At low points in the past few years, we’ve doubted Honda, but the big H is back. The new Accord is a convincing reminder of the company’s core values and, considering all that Honda has been through with an earthquake that smashed its Tochigi R&D center and floods in Thailand that crimped production, a triumphant return to form.
Once again, Honda conducts a master class in packaging. Against its porcine predecessor, the ninth generation shrinks on the outside, yet the cabin dimensions vary hardly at all. The Accord still feels like the biggest car in the test, with two roomy and extra-comfortable front buckets and a back bench where you and two friends can stretch out. Moreover, the capacious trunk is one cubic foot larger than before.
The Accord also drives as if it’s constructed out of old-fashioned Honda Lightweightium. In fact, it’s not the lightest car here—partly because the spiffier EX trim includes a power sunroof—but it feels as if it is. The steering, brakes, and suspension work in harmonious balance to make the Accord seem agile and springy. Yes, instead of control arms it now has struts in the nose, but so does a Porsche Cayman. The Accord hustles through turns with fog-free steering, no complaint from the tires, and it never seems to be working very hard.

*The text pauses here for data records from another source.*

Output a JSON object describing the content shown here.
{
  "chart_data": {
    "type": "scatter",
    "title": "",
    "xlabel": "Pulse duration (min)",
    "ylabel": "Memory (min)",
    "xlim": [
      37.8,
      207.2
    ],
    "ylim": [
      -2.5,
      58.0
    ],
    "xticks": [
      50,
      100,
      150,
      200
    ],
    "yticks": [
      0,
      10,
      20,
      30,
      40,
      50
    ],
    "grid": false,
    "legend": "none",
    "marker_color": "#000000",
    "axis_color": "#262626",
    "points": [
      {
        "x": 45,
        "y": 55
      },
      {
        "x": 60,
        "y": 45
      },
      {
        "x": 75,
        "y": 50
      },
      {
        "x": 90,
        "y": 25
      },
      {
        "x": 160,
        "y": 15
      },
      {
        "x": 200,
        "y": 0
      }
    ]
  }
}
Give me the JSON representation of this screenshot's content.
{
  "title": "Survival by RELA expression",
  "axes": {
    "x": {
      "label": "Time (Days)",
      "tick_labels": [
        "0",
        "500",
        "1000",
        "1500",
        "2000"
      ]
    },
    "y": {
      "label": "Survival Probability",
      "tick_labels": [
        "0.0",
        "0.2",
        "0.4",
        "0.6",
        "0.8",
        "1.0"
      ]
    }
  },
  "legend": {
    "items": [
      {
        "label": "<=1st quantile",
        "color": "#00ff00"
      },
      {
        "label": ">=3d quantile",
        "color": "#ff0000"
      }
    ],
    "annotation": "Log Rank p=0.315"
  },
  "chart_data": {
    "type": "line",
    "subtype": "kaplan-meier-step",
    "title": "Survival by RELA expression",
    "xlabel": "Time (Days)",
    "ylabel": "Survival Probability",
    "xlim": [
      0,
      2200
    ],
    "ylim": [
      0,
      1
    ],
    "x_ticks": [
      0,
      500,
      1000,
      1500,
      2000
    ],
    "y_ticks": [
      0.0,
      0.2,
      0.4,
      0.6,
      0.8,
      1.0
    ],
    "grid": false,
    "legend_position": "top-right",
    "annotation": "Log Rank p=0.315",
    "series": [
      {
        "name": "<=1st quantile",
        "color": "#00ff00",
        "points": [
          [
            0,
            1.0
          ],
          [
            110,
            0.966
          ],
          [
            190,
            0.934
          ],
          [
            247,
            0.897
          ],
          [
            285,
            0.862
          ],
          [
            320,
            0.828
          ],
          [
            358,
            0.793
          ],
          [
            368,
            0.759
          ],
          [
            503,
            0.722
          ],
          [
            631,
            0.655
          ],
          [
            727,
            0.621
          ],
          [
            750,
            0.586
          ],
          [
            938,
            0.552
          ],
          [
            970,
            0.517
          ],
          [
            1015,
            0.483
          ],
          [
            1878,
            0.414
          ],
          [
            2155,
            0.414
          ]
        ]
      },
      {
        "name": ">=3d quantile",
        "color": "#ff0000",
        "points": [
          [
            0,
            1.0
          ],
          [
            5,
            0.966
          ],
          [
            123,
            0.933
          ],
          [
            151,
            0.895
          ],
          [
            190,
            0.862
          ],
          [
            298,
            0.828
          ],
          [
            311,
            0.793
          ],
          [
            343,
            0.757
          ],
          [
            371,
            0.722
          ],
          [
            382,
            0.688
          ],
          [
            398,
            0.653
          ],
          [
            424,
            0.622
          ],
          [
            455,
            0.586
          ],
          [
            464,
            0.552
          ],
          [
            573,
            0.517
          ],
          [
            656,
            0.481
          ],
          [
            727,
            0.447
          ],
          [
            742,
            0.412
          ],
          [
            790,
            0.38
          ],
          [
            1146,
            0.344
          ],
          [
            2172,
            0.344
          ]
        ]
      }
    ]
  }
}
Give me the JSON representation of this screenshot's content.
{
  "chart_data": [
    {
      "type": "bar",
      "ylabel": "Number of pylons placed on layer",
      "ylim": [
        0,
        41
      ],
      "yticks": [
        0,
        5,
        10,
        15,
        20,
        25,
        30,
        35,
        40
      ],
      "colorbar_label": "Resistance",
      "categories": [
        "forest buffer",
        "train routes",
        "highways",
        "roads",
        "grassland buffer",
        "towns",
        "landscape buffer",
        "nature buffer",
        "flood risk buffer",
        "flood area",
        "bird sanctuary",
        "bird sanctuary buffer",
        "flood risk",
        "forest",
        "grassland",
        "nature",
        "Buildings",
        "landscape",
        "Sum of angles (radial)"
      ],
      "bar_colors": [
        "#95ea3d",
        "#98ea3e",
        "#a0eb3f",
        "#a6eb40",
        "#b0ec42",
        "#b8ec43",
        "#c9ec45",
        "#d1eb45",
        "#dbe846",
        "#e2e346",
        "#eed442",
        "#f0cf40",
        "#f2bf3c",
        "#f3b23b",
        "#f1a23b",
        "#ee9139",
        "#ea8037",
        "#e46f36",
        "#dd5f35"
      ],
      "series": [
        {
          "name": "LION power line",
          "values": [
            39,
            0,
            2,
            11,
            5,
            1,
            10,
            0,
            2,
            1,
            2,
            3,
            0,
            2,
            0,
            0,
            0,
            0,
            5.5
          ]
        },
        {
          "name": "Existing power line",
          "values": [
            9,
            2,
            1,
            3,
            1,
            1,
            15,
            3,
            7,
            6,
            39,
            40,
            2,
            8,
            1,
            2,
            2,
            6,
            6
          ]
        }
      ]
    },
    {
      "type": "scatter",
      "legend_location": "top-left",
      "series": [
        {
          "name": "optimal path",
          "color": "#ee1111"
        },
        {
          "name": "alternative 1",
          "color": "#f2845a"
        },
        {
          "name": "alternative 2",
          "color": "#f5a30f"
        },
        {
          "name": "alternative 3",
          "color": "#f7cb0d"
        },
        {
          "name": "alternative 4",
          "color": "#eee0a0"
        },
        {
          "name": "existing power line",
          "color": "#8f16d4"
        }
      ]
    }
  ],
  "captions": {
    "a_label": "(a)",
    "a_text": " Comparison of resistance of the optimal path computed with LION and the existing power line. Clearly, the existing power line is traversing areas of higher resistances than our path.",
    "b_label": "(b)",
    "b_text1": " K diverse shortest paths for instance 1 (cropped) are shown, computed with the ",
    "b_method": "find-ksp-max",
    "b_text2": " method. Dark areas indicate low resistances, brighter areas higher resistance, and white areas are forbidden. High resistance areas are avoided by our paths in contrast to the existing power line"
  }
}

The 2.4-liter four likes to rev and boasts the most horsepower in this group, but not by much. It’s the CVT’s tuning that makes the Accord feel fleet. Honda has minimized the typical rubber-band delay, and the throttle responds curtly when you ask for acceleration (though sometimes with a bit of audible transmission whine at high revs). In mountain snakers as well as on city streets, the CVT works so efficiently that it all but disappears, and you never notice the lack of manual control. Of course, we’d prefer the six-speed stick, but finally, a belt-and-pulley transmission we can live with!
The dash is done to Honda’s familiar template of large, maxi-print gauges and many, many small buttons. Lacking navigation and the associated extra panel of controls, our EX had a deep what-not drawer hidden behind a clumsy plastic door. Lessons have been learned from the distressed Civic, though, and that door is the only off note in an interior that has been upgraded with softer materials and better sound insulation.
With a flat roof and a highly conservative rake to its glass, the Accord remains unapologetically a mid-size family car. You can complain about the design’s lack of sizzle, but not its practicality. The door openings are wide, the step-over sills are narrow, and the beltline is kept unfashionably low to create huge glass portals. If people don’t look at you because your vehicle is plain, at least you will see them.